Sunday, April 17, 2016

Charlie’s Angels 1:2 “The Mexican Connection”

Airdate: 9/29/76

The Angels get the skinny on a plane crash – an airline possibly hijacked by drug smugglers. Charlie’s client is the pilot, who thinks it was all part of a heroin smuggling ring. His buddy, Jim, becomes a liaison (and smoochie) for Sabrina, while the owner of the plane company, Frank Barton, might be the smuggling culprit as he is a rival of Mexican drug kingpin Escobar. Charlie notes that Baron’s daughter, Maria, loves swimming, so he sends Jill to get friendly on this count for more info there.  And bikini-clad Kelly goes undercover as a teacher to get the dirt on Barone at poolside champagne, which, as we all know, is the best way to get information from anyone.

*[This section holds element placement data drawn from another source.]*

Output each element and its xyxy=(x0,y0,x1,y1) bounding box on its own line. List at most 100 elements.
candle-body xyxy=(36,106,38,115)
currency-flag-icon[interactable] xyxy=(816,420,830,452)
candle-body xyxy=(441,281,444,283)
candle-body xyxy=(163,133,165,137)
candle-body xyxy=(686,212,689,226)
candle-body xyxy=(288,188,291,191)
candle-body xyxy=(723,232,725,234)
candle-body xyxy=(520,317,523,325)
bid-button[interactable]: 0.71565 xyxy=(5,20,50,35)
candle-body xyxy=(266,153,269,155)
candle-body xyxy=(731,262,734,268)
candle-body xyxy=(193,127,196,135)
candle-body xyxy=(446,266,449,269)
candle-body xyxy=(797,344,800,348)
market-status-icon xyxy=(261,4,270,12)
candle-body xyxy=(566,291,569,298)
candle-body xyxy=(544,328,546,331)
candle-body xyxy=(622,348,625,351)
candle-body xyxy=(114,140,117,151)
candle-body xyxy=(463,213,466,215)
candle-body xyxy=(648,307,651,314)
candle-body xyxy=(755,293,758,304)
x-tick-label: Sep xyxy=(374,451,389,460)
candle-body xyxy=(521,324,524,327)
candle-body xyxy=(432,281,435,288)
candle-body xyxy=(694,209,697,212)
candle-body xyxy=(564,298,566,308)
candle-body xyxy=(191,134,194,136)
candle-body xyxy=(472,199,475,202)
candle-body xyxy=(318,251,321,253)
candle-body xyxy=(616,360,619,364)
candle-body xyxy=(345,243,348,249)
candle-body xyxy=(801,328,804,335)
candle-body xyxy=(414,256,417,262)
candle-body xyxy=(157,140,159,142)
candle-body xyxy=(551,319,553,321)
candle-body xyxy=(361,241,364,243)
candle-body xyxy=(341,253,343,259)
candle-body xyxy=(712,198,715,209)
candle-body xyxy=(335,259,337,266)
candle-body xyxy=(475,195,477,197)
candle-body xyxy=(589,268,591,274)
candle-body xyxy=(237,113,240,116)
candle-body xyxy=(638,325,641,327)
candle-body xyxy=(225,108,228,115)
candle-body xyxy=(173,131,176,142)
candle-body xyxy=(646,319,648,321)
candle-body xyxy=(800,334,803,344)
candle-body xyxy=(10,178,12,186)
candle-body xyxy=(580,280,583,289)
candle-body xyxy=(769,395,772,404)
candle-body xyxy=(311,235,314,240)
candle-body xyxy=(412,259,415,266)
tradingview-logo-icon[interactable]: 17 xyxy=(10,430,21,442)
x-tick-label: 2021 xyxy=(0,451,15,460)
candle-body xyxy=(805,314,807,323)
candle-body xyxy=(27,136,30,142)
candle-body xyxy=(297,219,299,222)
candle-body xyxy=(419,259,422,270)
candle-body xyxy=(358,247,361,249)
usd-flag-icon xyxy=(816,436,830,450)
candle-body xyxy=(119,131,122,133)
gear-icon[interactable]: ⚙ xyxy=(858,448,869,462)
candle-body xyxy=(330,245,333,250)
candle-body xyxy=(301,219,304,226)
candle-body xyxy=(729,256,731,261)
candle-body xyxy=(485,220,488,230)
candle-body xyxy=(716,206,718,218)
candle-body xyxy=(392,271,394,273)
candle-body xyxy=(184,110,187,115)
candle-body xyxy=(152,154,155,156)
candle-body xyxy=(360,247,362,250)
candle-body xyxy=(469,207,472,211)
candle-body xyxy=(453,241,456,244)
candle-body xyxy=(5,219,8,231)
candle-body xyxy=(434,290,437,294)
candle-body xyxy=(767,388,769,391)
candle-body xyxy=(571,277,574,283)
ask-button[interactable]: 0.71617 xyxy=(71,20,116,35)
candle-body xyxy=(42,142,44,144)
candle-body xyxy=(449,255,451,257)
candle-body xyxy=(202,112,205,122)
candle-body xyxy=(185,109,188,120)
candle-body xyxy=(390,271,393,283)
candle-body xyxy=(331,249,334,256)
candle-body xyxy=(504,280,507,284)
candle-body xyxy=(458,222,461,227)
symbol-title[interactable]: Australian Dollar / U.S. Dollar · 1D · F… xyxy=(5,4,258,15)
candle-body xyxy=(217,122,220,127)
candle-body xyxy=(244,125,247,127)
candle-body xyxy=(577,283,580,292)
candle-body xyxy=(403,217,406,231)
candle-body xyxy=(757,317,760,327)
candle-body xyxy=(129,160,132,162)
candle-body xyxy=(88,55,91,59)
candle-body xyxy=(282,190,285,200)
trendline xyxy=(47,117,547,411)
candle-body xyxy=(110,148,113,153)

Sabrina’s initial meeting with Jim confirms that Frank is in on the smuggling, but that due to a weird contract, the pilots/stewardesses (Dan, Laurie) are powerless to press charges or investigate.  But
Sabrina’s sixth sense alerts her that something’s “not right” about Jim – perhaps confirmed by his odd nonchalance to Bartone’s ire over Escobar’s admittance to the crash that started the whole thing. Jill goes even deeper; her friendship with Maria turns up distrust and resentment. Bartone later reveals further complicity: he refuses to shut down a heroin lab to make up for loss. (Sabrina and Jim Taylor go to the lab, which apparently is covered as a wine producer, and shuts them down.) 
Now, apparently, Escobar is upping the ante on the smuggling/crashing thing – the Angels think the crash was meant to feign incapacity on Bartone’s part, and to move in on them with Barone’s own druglords. (I think.) Jill gets caught in the wine cellar; she reveals herself to be Escobar’s agent, and sets up a meeting for both druglords to meet at a marina in L.A. Escobar turns out to be Bosley, and a shootout ensures that Bartone gets his just desserts. But who really is Escobar? Turns out to be Jim, the pilot, but don’t worry – the Angels git him with their handbags. Phew! 
Dude, some 70s pornstar wants his mustache back
Good Lord, you’re gonna have to take some fast friggin; notes during the Angels’ debriefing scene on this one. Take the most complicated Bond dossier and toss in a John LeCarre plot, and you have a general idea of what I had to go through to figure this one out. (My summary above is what I think happens, but I’m definitely not 100% sure.)  I actually had to see this one twice, to catch all the rapid-fire plot info, and I’m not entirely convinced all of it fit together, either. It makes me wonder – did 1976 audiences get it all, with no rewind capabilities, at 10:00 on a late summer midweek night? Doubtful – probably just eye candy in most households.

But having said that, it’s better than the other extreme: stupid simple-minded fare, the likes of which are in no short supply on today’s TV/cable
/Internet landscape. And also, is it any great sin to put the viewer to work?  As crazily complex as this storyline is, it certainly didn’t bore me, owing to the usual assortment of teeth-gnashing villains and piquant supporting characters of dubious motive. And speaking of, ya gotta love that twist ending (I didn’t cal it), which plays up the “Whom can you trust?” theme in the great, grand Agatha Christie tradition. Too aggrandizing a comparison? C’mon, isn’t that what we’re looking at here: old time murder mysteries, replacing British mansions and teacups with L.A. streets and sun tan lotion?

Let’s start a new feature, a plot comprehension difficulty rating, only because I’m curious how the other episodes compare to this one in that regard. I’m calling this one a…
PCDR: 10 (easily)

I hope they get easier. Don’t have time for multiple viewings.